<
>

Park City Mtn. Resort sues land owner

David Wise competes in the Men's Halfpipe Final in the 2011 FIS Freestyle World Ski Championships at Park City Mountain Resort. Ezra Shaw/Getty Images

On March 9, Park City Mountain Resort filed a lawsuit against Talisker Land Holdings LLC, a Canadian company that owns Canyons, a neighboring ski resort in Park City, Utah. The suit follows failed negotiations between the two parties to extend a lease for land owned by Talisker and used by PCMR for resort operations.

"Park City Mountain Resort filed a lawsuit to protect the future of the resort and the livelihood of all of our employees and the Park City community," said Jenni Smith, president and general manager of PCMR. "We made numerous attempts to reach an agreement on the lease but negotiations had completely broken down. We are now seeking relief through the court, the only option left at our disposal."

The lawsuit caught Talisker by surprise. "We had hoped to reach terms on the new lease that would be fair to both parties," the company said in a March 9 statement. "Unfortunately, it appears that PCMR is attempting to use litigation to better its position and avoid reaching a mutually fair outcome." Talisker representatives did not respond to requests for further comment.

PCMR contends that it could be forced to close down before next season due to what the ski area describes as Talisker's interference with resort operations. Both PCMR and Canyons play large roles in the Park City community and the Utah ski industry. PCMR employs 1,200 people, while Talisker and Canyons combine for 2,000 employees. Utah resorts accounted for 4,223,064 skier day visits during the 2010-11 season and $1.17 billion in economic activity.

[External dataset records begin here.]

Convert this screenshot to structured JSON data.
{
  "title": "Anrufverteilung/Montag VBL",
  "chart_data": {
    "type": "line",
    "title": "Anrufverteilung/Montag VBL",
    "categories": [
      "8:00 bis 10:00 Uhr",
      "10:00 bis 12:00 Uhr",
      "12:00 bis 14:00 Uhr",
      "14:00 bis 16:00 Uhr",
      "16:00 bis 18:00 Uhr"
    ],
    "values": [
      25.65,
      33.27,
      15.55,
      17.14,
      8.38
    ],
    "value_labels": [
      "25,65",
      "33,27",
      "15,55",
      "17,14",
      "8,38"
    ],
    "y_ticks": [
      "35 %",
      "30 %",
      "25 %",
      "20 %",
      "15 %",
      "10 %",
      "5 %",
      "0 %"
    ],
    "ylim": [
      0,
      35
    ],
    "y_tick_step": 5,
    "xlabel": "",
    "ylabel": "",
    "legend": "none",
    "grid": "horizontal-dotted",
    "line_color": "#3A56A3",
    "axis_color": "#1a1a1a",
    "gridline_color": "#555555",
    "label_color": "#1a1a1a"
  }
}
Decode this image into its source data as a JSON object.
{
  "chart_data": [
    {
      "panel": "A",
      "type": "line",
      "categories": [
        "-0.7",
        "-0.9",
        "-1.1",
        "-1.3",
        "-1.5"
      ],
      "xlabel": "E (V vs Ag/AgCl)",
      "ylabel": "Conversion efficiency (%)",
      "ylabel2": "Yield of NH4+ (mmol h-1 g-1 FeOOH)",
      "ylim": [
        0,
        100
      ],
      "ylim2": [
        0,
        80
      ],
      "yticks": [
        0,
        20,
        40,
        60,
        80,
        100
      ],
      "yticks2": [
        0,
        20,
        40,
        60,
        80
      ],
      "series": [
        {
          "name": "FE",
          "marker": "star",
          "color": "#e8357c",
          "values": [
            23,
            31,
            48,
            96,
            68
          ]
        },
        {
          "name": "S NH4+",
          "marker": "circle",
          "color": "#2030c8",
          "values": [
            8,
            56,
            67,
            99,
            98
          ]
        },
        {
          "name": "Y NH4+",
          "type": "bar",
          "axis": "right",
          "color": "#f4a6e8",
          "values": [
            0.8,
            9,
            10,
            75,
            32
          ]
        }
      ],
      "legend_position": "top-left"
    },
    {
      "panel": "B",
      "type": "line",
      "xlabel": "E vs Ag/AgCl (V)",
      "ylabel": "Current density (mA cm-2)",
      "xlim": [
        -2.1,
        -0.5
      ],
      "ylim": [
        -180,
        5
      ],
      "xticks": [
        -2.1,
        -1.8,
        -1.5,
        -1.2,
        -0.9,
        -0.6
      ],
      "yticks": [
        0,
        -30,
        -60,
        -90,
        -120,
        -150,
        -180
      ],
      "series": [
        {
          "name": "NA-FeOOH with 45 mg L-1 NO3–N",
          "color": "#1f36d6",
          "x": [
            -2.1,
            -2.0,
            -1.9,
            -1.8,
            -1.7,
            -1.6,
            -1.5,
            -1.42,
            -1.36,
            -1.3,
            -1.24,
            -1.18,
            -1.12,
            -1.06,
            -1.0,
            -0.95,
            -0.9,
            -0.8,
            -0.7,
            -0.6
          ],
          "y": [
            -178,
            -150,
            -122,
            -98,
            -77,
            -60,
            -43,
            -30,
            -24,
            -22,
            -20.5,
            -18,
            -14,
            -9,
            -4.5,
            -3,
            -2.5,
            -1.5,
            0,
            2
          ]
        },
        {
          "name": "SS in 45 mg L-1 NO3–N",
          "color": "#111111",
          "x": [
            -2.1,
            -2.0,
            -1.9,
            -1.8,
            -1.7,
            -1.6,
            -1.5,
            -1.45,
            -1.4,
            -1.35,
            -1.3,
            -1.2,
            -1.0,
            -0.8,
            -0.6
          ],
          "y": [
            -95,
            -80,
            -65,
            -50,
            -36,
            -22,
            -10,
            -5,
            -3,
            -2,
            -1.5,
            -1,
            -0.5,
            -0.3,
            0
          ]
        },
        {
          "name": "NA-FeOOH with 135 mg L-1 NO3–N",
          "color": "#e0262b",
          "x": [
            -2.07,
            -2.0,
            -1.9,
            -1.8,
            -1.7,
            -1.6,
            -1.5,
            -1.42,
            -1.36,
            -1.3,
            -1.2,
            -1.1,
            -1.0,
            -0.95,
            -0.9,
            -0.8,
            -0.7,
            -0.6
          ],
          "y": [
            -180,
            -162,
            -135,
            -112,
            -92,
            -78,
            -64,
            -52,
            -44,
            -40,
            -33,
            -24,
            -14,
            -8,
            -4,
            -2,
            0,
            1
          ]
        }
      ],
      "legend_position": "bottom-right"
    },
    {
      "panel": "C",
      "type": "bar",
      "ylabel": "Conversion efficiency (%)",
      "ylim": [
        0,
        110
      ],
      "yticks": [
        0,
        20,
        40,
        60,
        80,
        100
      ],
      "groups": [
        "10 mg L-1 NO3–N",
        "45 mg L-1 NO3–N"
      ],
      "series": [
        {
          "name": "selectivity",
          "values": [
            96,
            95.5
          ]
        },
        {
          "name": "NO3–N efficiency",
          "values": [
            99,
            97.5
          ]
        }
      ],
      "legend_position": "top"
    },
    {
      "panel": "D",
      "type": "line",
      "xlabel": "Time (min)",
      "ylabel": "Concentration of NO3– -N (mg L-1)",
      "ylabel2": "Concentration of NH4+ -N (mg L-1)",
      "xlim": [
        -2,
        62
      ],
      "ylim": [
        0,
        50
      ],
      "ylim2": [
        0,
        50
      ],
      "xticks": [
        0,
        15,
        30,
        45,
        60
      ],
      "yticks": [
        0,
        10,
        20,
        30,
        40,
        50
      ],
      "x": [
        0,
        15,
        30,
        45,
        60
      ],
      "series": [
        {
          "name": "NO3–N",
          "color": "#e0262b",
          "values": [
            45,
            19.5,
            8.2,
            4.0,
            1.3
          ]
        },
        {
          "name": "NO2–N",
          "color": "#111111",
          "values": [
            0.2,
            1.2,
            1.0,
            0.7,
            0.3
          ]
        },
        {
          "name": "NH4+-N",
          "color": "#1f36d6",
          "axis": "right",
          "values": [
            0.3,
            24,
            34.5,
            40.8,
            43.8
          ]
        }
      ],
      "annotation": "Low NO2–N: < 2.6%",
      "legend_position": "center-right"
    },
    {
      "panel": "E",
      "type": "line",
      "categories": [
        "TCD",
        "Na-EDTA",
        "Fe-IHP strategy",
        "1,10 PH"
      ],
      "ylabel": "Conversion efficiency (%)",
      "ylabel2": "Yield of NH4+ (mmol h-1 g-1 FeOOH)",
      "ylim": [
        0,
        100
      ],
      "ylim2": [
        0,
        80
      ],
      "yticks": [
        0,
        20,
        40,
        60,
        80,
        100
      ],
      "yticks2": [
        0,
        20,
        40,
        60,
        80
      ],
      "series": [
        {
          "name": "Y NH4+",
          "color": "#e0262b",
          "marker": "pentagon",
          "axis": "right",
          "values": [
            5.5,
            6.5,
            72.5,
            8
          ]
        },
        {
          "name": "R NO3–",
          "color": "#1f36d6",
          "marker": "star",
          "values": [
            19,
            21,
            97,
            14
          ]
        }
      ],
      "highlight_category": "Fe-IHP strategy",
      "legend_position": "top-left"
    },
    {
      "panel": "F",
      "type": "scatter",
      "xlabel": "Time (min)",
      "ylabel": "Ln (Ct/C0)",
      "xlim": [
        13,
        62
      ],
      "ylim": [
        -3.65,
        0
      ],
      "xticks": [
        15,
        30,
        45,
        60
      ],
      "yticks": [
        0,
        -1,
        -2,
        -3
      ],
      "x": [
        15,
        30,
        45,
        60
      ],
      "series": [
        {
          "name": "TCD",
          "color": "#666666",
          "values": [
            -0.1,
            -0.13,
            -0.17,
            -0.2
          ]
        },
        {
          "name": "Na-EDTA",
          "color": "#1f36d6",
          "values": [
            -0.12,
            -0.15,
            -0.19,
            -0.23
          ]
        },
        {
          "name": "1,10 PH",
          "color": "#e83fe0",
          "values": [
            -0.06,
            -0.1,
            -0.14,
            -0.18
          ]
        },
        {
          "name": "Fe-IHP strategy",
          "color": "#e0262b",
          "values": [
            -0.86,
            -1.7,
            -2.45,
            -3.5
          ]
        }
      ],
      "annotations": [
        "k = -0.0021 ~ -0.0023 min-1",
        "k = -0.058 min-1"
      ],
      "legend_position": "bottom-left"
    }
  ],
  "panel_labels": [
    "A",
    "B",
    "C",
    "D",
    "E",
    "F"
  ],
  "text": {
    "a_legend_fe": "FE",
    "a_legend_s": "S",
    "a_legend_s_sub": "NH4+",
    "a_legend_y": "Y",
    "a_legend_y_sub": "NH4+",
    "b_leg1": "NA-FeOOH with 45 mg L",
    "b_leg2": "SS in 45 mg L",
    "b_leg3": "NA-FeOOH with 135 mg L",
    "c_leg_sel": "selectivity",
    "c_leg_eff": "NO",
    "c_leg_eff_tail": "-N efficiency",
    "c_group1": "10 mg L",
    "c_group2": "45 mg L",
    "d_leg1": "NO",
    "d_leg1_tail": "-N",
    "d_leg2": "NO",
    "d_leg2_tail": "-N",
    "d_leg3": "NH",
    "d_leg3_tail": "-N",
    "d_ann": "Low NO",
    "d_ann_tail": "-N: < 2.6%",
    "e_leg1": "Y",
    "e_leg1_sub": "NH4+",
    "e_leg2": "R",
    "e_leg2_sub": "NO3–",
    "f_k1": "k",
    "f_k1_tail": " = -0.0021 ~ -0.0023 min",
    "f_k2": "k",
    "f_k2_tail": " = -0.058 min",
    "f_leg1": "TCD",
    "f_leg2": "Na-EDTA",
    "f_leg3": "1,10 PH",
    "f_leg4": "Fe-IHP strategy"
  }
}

Land owned by Talisker and co-defendant United Park City Mines has been leased to PCMR for ski operations since the 1970s. The current annual rate paid by PCMR is $155,000, according to the lawsuit. The lease was up for renewal in April 2011, and PCMR says it notified the defendants of its intent to extend the agreement, then paid the rent required under the current arrangement and invested $7 million in infrastructure upgrades in 2011. In December of last year, Talisker notified PCMR that the agreement expired in April 2011 because of PCMR's failure to provide sufficient notification of its intent to extend the lease.

"Talisker has offered PCMR new lease terms, and the parties have been in discussions regarding such new lease terms, which are subject to an agreement of confidentiality," the statement from Talisker read. Talisker owns skiable terrain, but PCMR possesses facilities like base lodges, parking lots, water rights, and chair lifts. "We cannot comment on negotiations, but our offers have been more than fair," Smith said for PCMR.

PCMR's lawsuit seeks three outcomes from a court decision: recognition that the land-use agreement is valid through 2051; an injunction to prevent Talisker from forcing PCMR to cease business operations; and monetary damages.

"It's unclear what the next steps will be in the lawsuit, but we'll have a better idea of the calendar in the coming weeks," Smith said. The defendants have 20 days from the filing date to file a line-by-line response to PCMR's claims. That deadline is Monday, April 2 (today), and a response to the lawsuit is expected soon. PCMR has created a website, supportpcmr.com, to keep employees and the community informed about the proceedings.